Di., 22.08.2017

Fußball: 3. Liga Preußen werden mehrere Profis angeboten – doch es fehlt das Geld

Sandrino Braun kennt seine eher mäßige Perspektive bei den Preußen, doch ein vorzeitiger Abgang des Mittelfeldspielers deutet sich bislang nicht an.

Sandrino Braun kennt seine eher mäßige Perspektive bei den Preußen, doch ein vorzeitiger Abgang des Mittelfeldspielers deutet sich bislang nicht an. Foto: Jürgen Peperhowe

Münster - 

Mehrere Angebote flatterten den Preußen in den vergangenen Wochen ins Haus. Nicht für Spieler des aktuellen Kaders, sondern von Beratern, die ihre Klienten gerne vor dem 31. August an den Mann (oder Verein) bringen würden. Interessante Kicker waren darunter – zu bezahlen sind sie allerdings nicht.

Von Thomas Rellmann

So ganz einfach ist das spätestens seit Samstag nicht mehr, den Saisonstart der Preußen zu bewerten. Ja, sieben Punkte in fünf Partien sind in Ordnung. Ein, zwei mehr hätten es aber schon sein dürfen oder müssen. Außerdem spricht der Trend mit zwei Heimpleiten zuletzt gegen Münster. Zumindest, wenn man ignoriert, dass die Mannschaft bei den 0:1-Niederlagen gegen Bremen II und Magdeburg die vielleicht stabilsten Leistungen zeigte. Andererseits lag zwischen den beiden Begegnungen wiederum das Westfalenpokal-Aus in Paderborn (1:3), bei dem der Gast keineswegs überzeugte.

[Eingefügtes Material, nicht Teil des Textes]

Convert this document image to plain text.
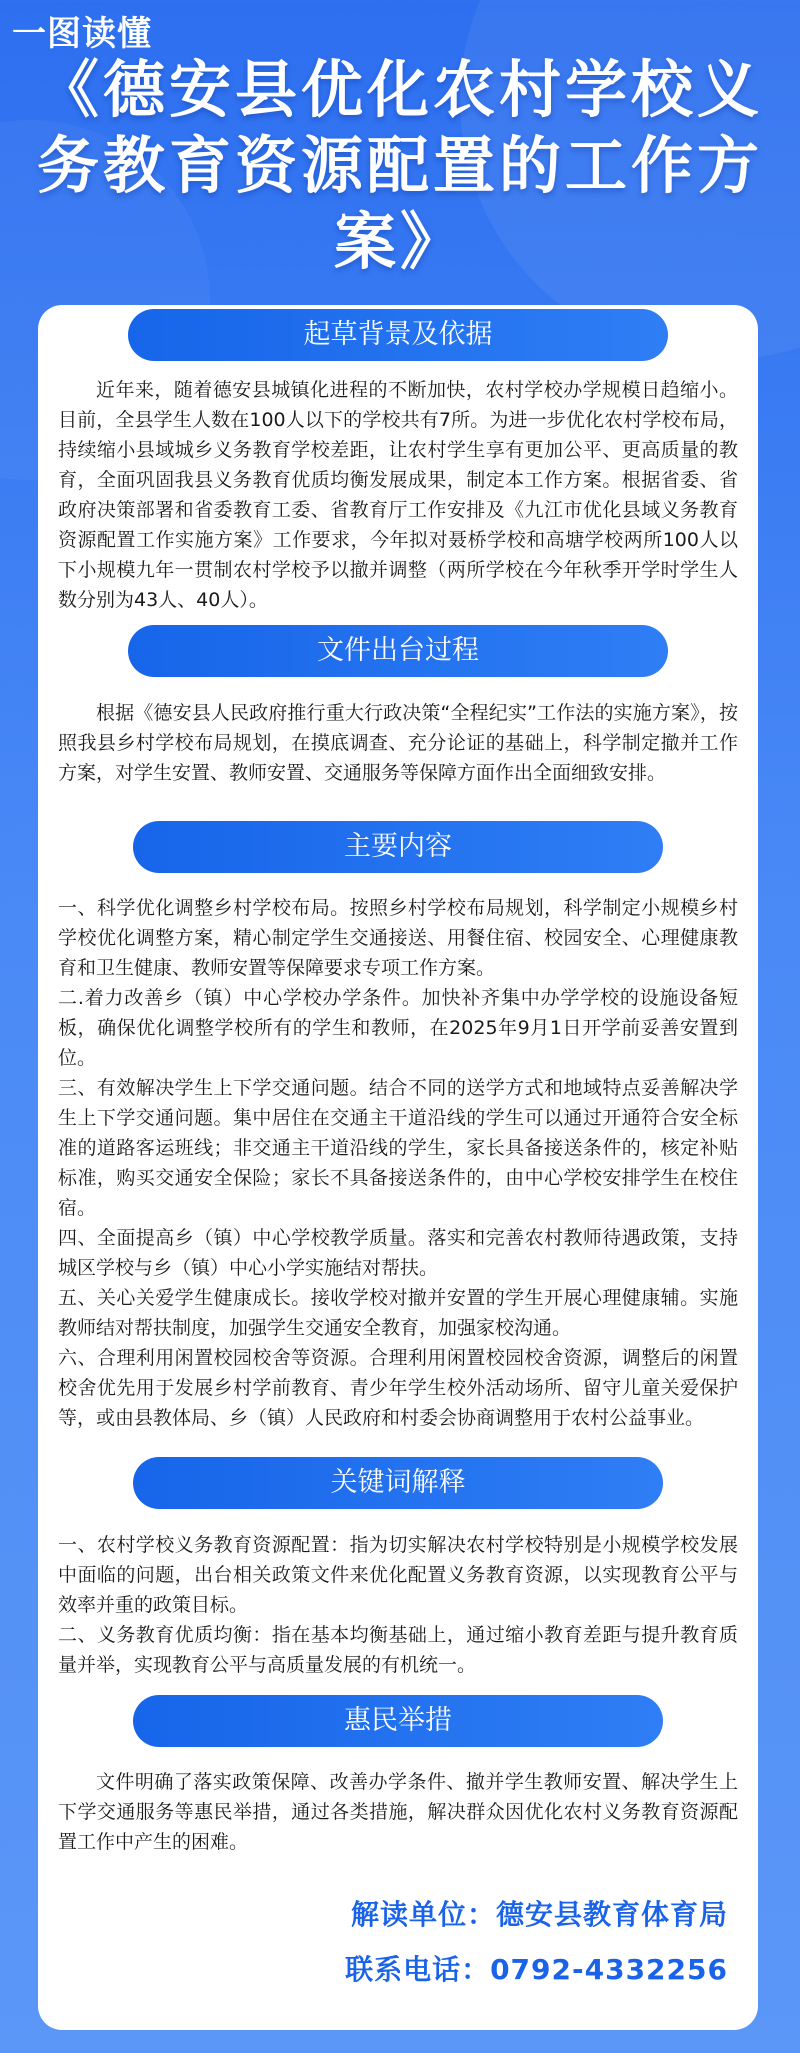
一图读懂
《德安县优化农村学校义务教育资源配置的工作方案》
起草背景及依据

近年来，随着德安县城镇化进程的不断加快，农村学校办学规模日趋缩小。目前，全县学生人数在100人以下的学校共有7所。为进一步优化农村学校布局，持续缩小县域城乡义务教育学校差距，让农村学生享有更加公平、更高质量的教育，全面巩固我县义务教育优质均衡发展成果，制定本工作方案。根据省委、省政府决策部署和省委教育工委、省教育厅工作安排及《九江市优化县域义务教育资源配置工作实施方案》工作要求，今年拟对聂桥学校和高塘学校两所100人以下小规模九年一贯制农村学校予以撤并调整（两所学校在今年秋季开学时学生人数分别为43人、40人）。

文件出台过程

根据《德安县人民政府推行重大行政决策“全程纪实”工作法的实施方案》，按照我县乡村学校布局规划，在摸底调查、充分论证的基础上，科学制定撤并工作方案，对学生安置、教师安置、交通服务等保障方面作出全面细致安排。

主要内容
一、科学优化调整乡村学校布局。按照乡村学校布局规划，科学制定小规模乡村学校优化调整方案，精心制定学生交通接送、用餐住宿、校园安全、心理健康教育和卫生健康、教师安置等保障要求专项工作方案。
二.着力改善乡（镇）中心学校办学条件。加快补齐集中办学学校的设施设备短板，确保优化调整学校所有的学生和教师，在2025年9月1日开学前妥善安置到位。
三、有效解决学生上下学交通问题。结合不同的送学方式和地域特点妥善解决学生上下学交通问题。集中居住在交通主干道沿线的学生可以通过开通符合安全标准的道路客运班线；非交通主干道沿线的学生，家长具备接送条件的，核定补贴标准，购买交通安全保险；家长不具备接送条件的，由中心学校安排学生在校住宿。
四、全面提高乡（镇）中心学校教学质量。落实和完善农村教师待遇政策，支持城区学校与乡（镇）中心小学实施结对帮扶。
五、关心关爱学生健康成长。接收学校对撤并安置的学生开展心理健康辅。实施教师结对帮扶制度，加强学生交通安全教育，加强家校沟通。
六、合理利用闲置校园校舍等资源。合理利用闲置校园校舍资源，调整后的闲置校舍优先用于发展乡村学前教育、青少年学生校外活动场所、留守儿童关爱保护等，或由县教体局、乡（镇）人民政府和村委会协商调整用于农村公益事业。
关键词解释
一、农村学校义务教育资源配置：指为切实解决农村学校特别是小规模学校发展中面临的问题，出台相关政策文件来优化配置义务教育资源，以实现教育公平与效率并重的政策目标。
二、义务教育优质均衡：指在基本均衡基础上，通过缩小教育差距与提升教育质量并举，实现教育公平与高质量发展的有机统一。
惠民举措

文件明确了落实政策保障、改善办学条件、撤并学生教师安置、解决学生上下学交通服务等惠民举措，通过各类措施，解决群众因优化农村义务教育资源配置工作中产生的困难。

解读单位：德安县教育体育局
联系电话：0792-4332256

„Ärgerlich ist vor allem, dass wir zwei Mal zu Hause kein Tor geschossen haben“, sagt Trainer Benno Möhlmann. „Und das, obwohl wir jeweils ein Chancenplus hatten.“ Zuletzt gegen den FCM hatte er Sebastian Mai als alleinigen Sechser vor die Abwehr beordert. „Um die langen Bälle auf Christian Beck zu unterbinden. Das hat auch vernünftig geklappt.“ Ob das Modell eine Zukunft hat, lässt der 63-Jährige offen. Recht klar ist seine Ansage dagegen bezüglich der nahenden Schließung des Transferfensters. „Meine Information ist weiterhin, dass die Mittel fehlen“, sagt er. Zwar liefen in den vergangenen Tagen einige Angebote von Beratern an der Hammer Straße ein, und Erst- wie Zweitligisten wollen einigen Talenten per Ausleihe auch gern Spielpraxis in der 3. Liga verschaffen – „doch auch diese Leute müssten ja irgendwie bezahlt werden“, so Möhlmann. Eine direkte Verstärkung fürs Mittelfeldzentrum wünscht er sich nach wie vor, doch ob ein Nachwuchsmann eine solche gleich wäre, zweifelt er an. Mit Nico Rinderknecht, der in dieser Woche wieder voll ins Mannschaftstraining integriert werden soll, ist im Idealfall in Kürze genau dieser Typus wieder verfügbar. „Er hat die Fersenverletzung mittlerweile gut überstanden. Wie schnell er wieder bei 100 Prozent ist, müssen wir nach mehr als vier ­Wochen Pause aber abwarten“, so der Coach.

Bewegung in den Kader käme voraussichtlich nur, wenn plötzlich noch ein Profi das Weite sucht. „Doch da sehe ich keine Anzeichen“, sagt Möhlmann. Auch nicht von Sandrino Braun, der weiter wie in der vergangenen Serie nicht über die Reservistenrolle hinauskommt, obwohl es genau auf seinen Positionen noch nicht immer rund läuft. „Wir haben ja nach der letzten Saison schon mit ihm gesprochen und seine Perspektiven aufgezeigt. Aber er hat klar zum Ausdruck gebracht, dass er sich durchsetzen will.“

Ein Weggang von Tobias Warschewski ist ohnehin vom Tisch. Nachdem der Stürmer ein kleines Tief im Anschluss an die U-19-EM in Georgien hatte, ist er nun wieder voll da, wie sein Trainer anmerkt. „Er brauchte etwas, doch diese Phase ist vorbei.“ Einziges Sorgenkind bleibt damit Lucas Cueto, der sich aktuell noch im ­Reha-Zentrum von Bayer Leverkusen behandeln lässt, um seine rätselhafte Blessur zwischen Schienbein und Patellasehne in den Griff zu bekommen. „Ich bin da auf dem Laufenden, der Spieler ruft mich regelmäßig an und hat das Gefühl, dass es besser wird.“ Um die Belastung für die betroffene Stelle zu lindern, versucht der Neu­zugang aus St. Gallen sogar, seinen Laufstil anzupassen.